They’re veterans of Edmonds Driftwood Players and Phoenix Theatre’s stages.
Now, after years of talking about it, they’ve finally launched their own theater company.
Cindy Giese French, Amy Gentry and Molly Hall are the founders of As If Theatre Co., whose debut show “The Clean House” opens Feb. 15 at the Kenmore Community Club.
The Pulitzer Prize-nominated romantic comedy written by Sarah Ruhl is about a career-minded doctor whose life is thrown into disarray when her husband falls in love with a terminally ill patient. Meanwhile, she must deal with her stubborn Brazilian cleaning woman who would rather be a comedian than a maid.
“This is what I love about Sarah Ruhl,” said French, the artistic director for As If Theatre. “She’s a very unconventional writer.”
The trio thought to start their theater company while involved in nearly two dozen productions at Edmonds’ two theaters, but didn’t get serious about it until last year. French, who lives in Kenmore, found out the Kenmore Community Club was looking to host theater offerings.
It was the break they needed after a long search for a stage. The added bonus, French pointed out, is that the new company fills a void in theater between Edmonds and Woodinville.
In addition to staging two productions per year, As If Theatre Co. will host a playwright class, short play festival and once-a-month monologue critiques. French said Driftwood and Phoenix fans are more than welcome.
“They’ve gone above and beyond to help us,” French said of the Edmonds theater community. “Theater people are just giving. I think they really do want other places to survive and thrive. It’s all about supporting the arts.”
Each of the founders have decades of experience.
Hall, of Mountlake Terrace, has been an actor, choreographer, theater instructor and playwright for 25 years.

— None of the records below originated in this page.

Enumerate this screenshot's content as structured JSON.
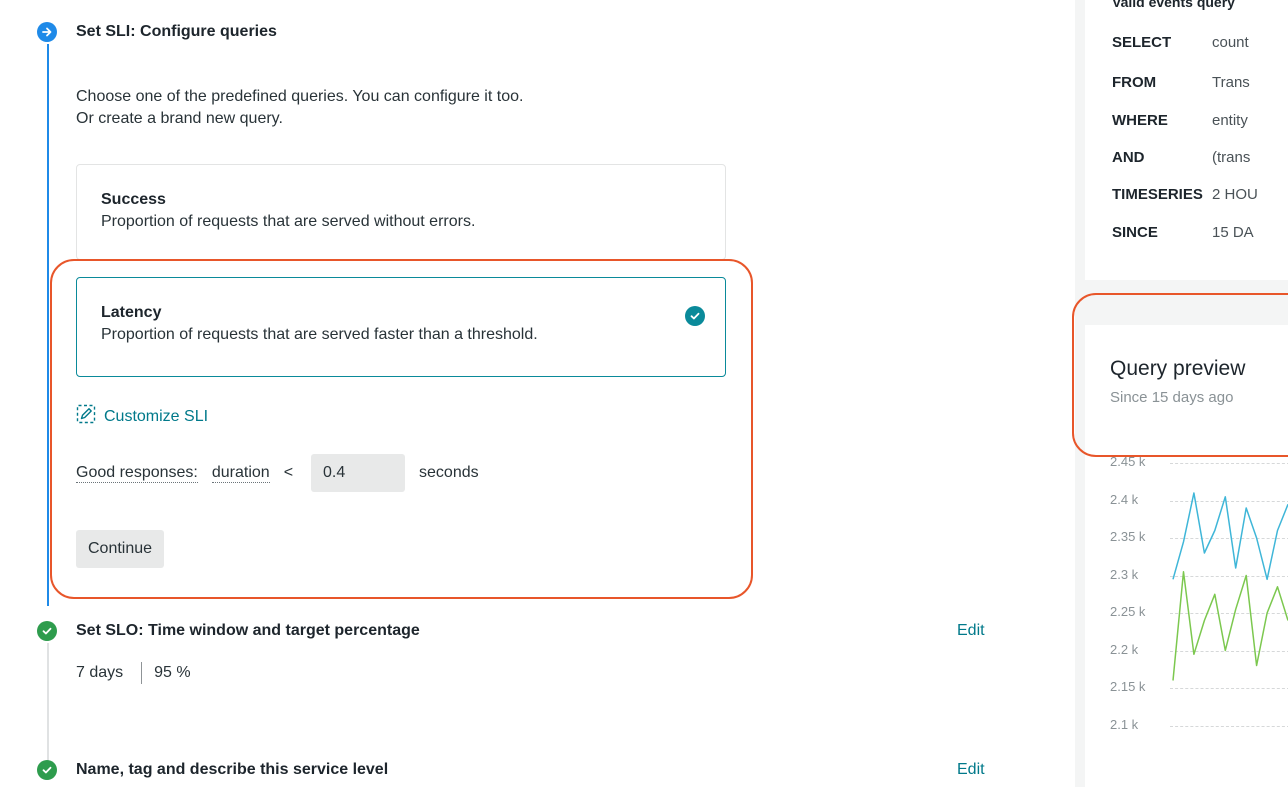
{
  "steps": {
    "sli": {
      "title": "Set SLI: Configure queries",
      "intro_line1": "Choose one of the predefined queries. You can configure it too.",
      "intro_line2": "Or create a brand new query.",
      "options": [
        {
          "title": "Success",
          "description": "Proportion of requests that are served without errors.",
          "selected": false
        },
        {
          "title": "Latency",
          "description": "Proportion of requests that are served faster than a threshold.",
          "selected": true
        }
      ],
      "customize_label": "Customize SLI",
      "good_responses_label": "Good responses:",
      "metric": "duration",
      "operator": "<",
      "threshold": "0.4",
      "unit": "seconds",
      "continue_label": "Continue"
    },
    "slo": {
      "title": "Set SLO: Time window and target percentage",
      "edit_label": "Edit",
      "time_window": "7 days",
      "target": "95 %"
    },
    "name": {
      "title": "Name, tag and describe this service level",
      "edit_label": "Edit"
    }
  },
  "query": {
    "label": "Valid events query",
    "rows": [
      {
        "keyword": "SELECT",
        "value": "count"
      },
      {
        "keyword": "FROM",
        "value": "Trans"
      },
      {
        "keyword": "WHERE",
        "value": "entity"
      },
      {
        "keyword": "AND",
        "value": "(trans"
      },
      {
        "keyword": "TIMESERIES",
        "value": "2 HOU"
      },
      {
        "keyword": "SINCE",
        "value": "15 DA"
      }
    ]
  },
  "preview": {
    "title": "Query preview",
    "subtitle": "Since 15 days ago"
  },
  "chart_data": {
    "type": "line",
    "y_ticks": [
      "2.45 k",
      "2.4 k",
      "2.35 k",
      "2.3 k",
      "2.25 k",
      "2.2 k",
      "2.15 k",
      "2.1 k"
    ],
    "ylim": [
      2100,
      2450
    ],
    "grid": true,
    "series": [
      {
        "color": "#3fb6d8",
        "values": [
          2295,
          2345,
          2410,
          2330,
          2360,
          2405,
          2310,
          2390,
          2350,
          2295,
          2360,
          2395
        ]
      },
      {
        "color": "#7cc84f",
        "values": [
          2160,
          2305,
          2195,
          2240,
          2275,
          2200,
          2255,
          2300,
          2180,
          2250,
          2285,
          2240
        ]
      }
    ]
  },
  "colors": {
    "accent": "#00798a",
    "highlight": "#e8562a",
    "step_active": "#1f8ae8",
    "step_done": "#2e9c4d"
  }
}
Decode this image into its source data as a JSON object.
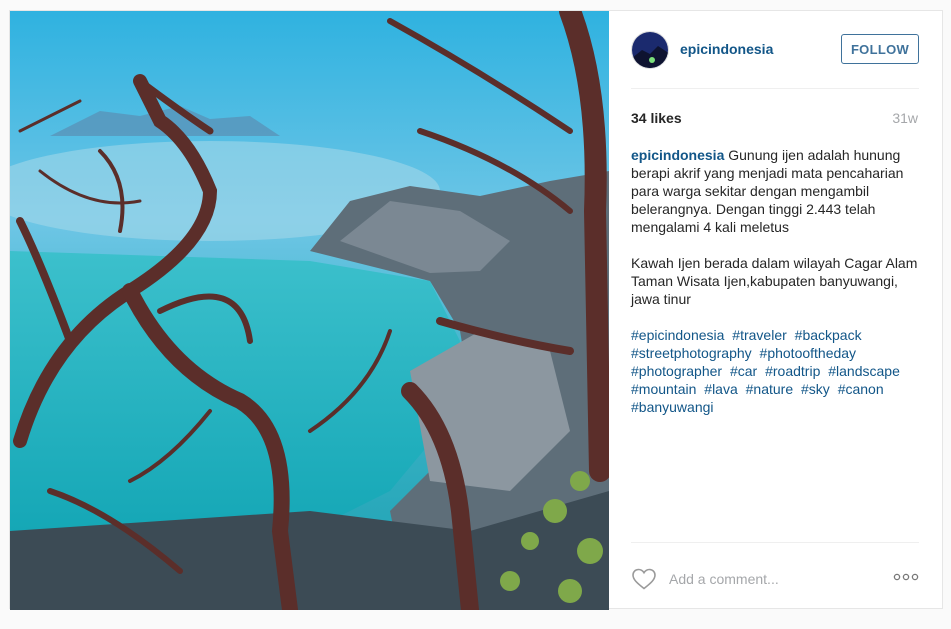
{
  "post": {
    "username": "epicindonesia",
    "follow_label": "FOLLOW",
    "likes": "34 likes",
    "timestamp": "31w",
    "caption": {
      "username": "epicindonesia",
      "paragraph1": "Gunung ijen adalah hunung berapi akrif yang menjadi mata pencaharian para warga sekitar dengan mengambil belerangnya. Dengan tinggi 2.443 telah mengalami 4 kali meletus",
      "paragraph2": "Kawah Ijen berada dalam wilayah Cagar Alam Taman Wisata Ijen,kabupaten banyuwangi, jawa tinur",
      "hashtags": [
        "#epicindonesia",
        "#traveler",
        "#backpack",
        "#streetphotography",
        "#photooftheday",
        "#photographer",
        "#car",
        "#roadtrip",
        "#landscape",
        "#mountain",
        "#lava",
        "#nature",
        "#sky",
        "#canon",
        "#banyuwangi"
      ]
    },
    "comment_placeholder": "Add a comment...",
    "icons": {
      "like": "heart-outline-icon",
      "more": "more-options-icon"
    }
  },
  "colors": {
    "link": "#125688",
    "follow_border": "#3f729b",
    "muted": "#a5a7aa"
  }
}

She is the engagement director for As If.
Shoreline’s Gentry is director of sales and marketing at ACT Theatre in Seattle and a marketing assistant for Phoenix Theatre. She is serving as managing director for As If.
French — who won BroadwayWorld Seattle’s 2015 award for best featured actress for playing Berthe in Driftwood Players’ “Boeing Boeing” — has been acting, writing, directing and producing theater and film for decades.
The three had to find their own theater equipment, including sets and backdrops, for the community club, which had nothing in the way of theatrical scenery. Some of it is rented and others borrowed from local theaters.
“Amy and I had to move them by ourselves,” French said of the backdrops.
Their hard work will pay off next week when “The Clean House” starts its Feb. 15 to March 3 run in Kenmore. The comedy will feature a few familiar faces from Edmonds theaters.
French will star as Lane, a doctor with high values, while Gentry will play her neurotic sister, Virginia.
When Lane’s husband Charles (played by Edmonds Driftwood Players veteran Terry Boyd), a surgeon, falls in love with a cancer patient, she must turn to Virginia and her wannabe comedian maid, Matilde (Devika Bhagwat), to sort out the mess.
Director Carissa Meisner Smit said “The Clean House” is ultimately about finding joy in life, even when things get messy.
“Lane is forced to see through the straight-and-narrow path she was going,” Meisner Smit said. “She sees all the different things in life that aren’t orderly and clean and logical — the chaos of passion and all of it’s different colors.
“It’s not all black and white.”
Evan Thompson: 425-339-3427, email@example.com. Twitter: @ByEvanThompson.
If you go
As If Theatre Co.’s production of “The Clean House” stages Feb. 8-24 at the Kenmore Community Club, 7304 NE 17th St., Kenmore. Performances are scheduled for 7:30 p.m. Thursdays, Fridays and Saturdays and 5 p.m. Sundays.
Tickets are $25 for general admission and $20 for students and seniors.